AT MY AGE I CAN SAY WHATEVER THE EFF I WANT I'M A CRAZY OLD LADY - Keep  Calm and Posters Generator, Maker For Free - KeepCalmAndPosters.com

Having experienced first-hand the end result of people committed to a life of complaining and otherwise negative thoughts/behaviors – people who cannot enjoy the good in life without finding something to complain about – I cannot see a downside to seeking the kind of happiness that is not blown about by every wind of circumstance.

Sometime in late summer or very early fall of 2020 I asked a family member a question that I hope I never forget. They had spent several minutes lamenting how miserable Donald Trump had made their life, how unhappy they were because he was President, and how Trump had basically ruined their life. I had been listening to this diatribe in one form or another for close to a year at that point, and just couldn’t take it anymore without voicing the question that bubbled up inside me every time anyone of privilege complained about their quality of life under the regime of Donald Trump:

Give me one example of how your personal everyday life has been affected (for good or ill) since the day that he took office almost 4 years ago … … …
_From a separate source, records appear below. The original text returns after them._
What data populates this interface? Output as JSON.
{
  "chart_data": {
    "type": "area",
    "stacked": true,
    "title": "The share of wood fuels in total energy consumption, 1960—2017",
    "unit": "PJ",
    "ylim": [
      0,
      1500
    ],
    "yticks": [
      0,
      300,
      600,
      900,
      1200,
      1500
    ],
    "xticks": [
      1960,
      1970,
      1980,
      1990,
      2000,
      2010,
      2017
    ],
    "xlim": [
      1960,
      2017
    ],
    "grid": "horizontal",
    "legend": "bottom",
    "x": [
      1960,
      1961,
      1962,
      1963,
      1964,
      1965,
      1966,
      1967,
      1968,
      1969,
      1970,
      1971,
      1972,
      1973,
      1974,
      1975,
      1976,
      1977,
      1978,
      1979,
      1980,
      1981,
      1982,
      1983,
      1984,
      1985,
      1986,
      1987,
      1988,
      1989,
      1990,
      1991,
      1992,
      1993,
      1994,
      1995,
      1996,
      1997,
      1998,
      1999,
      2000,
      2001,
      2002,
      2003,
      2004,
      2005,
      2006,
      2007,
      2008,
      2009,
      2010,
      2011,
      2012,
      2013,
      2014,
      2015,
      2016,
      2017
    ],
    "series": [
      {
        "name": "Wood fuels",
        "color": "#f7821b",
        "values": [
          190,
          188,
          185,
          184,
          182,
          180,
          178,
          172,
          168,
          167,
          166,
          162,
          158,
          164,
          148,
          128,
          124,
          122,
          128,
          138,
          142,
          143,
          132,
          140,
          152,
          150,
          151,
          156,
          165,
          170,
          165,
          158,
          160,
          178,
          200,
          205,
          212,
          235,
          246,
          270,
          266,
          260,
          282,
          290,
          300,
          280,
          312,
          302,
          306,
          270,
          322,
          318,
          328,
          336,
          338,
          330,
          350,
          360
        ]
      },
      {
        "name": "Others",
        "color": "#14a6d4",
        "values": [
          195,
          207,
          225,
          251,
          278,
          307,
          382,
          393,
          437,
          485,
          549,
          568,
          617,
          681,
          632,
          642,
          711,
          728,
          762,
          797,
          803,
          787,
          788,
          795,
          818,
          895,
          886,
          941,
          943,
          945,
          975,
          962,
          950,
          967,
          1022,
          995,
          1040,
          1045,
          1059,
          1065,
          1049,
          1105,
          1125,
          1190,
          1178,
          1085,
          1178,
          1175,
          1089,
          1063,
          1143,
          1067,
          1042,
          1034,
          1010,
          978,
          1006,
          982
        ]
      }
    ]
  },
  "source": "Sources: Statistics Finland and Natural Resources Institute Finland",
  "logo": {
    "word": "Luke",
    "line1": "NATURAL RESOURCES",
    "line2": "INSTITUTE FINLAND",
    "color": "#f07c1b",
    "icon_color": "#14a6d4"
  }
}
IF you never watched the news.

Perception really is everything. And perception is dictated by one thing and one thing only: Focus. Keep your attention on what is bad in the world and you will feel bad. Focus on what is good in the world and you will feel good. But when we realize that good, bad, and even great have always been and always will be present around us, maybe then we will finally turn inside to discover the divine spark that is able to bring forth the joy of being alive despite any outside circumstance. That, my friends, will be a great awakening. And it is one that each of us can choose to have at any point in time.

I will not look for happiness in 2021. Instead, I will focus my gaze on the one place that happiness is always available to me – inside my heart. Nothing can shake it loose – except my willingness to place my attention elsewhere.

Happiness is right here, right now. It is within me and within you. Do you have the courage to go within to find it? I warn you, it will demand that you drop everything else. The happiness inside will require you to let go of all the stories you tell about your past, and you will have to release all of the ‘what ifs’ and ‘how tos’ of your future. The past is a murky, half-remembered thing and the future does not – will not ever in fact – exist, apart from your dream of it. You and me, right here, right now. I choose to celebrate that.

Please don’t go looking for happiness in 2021. It is not there. Happiness is within you. All it will take to find it is a little bit of focus.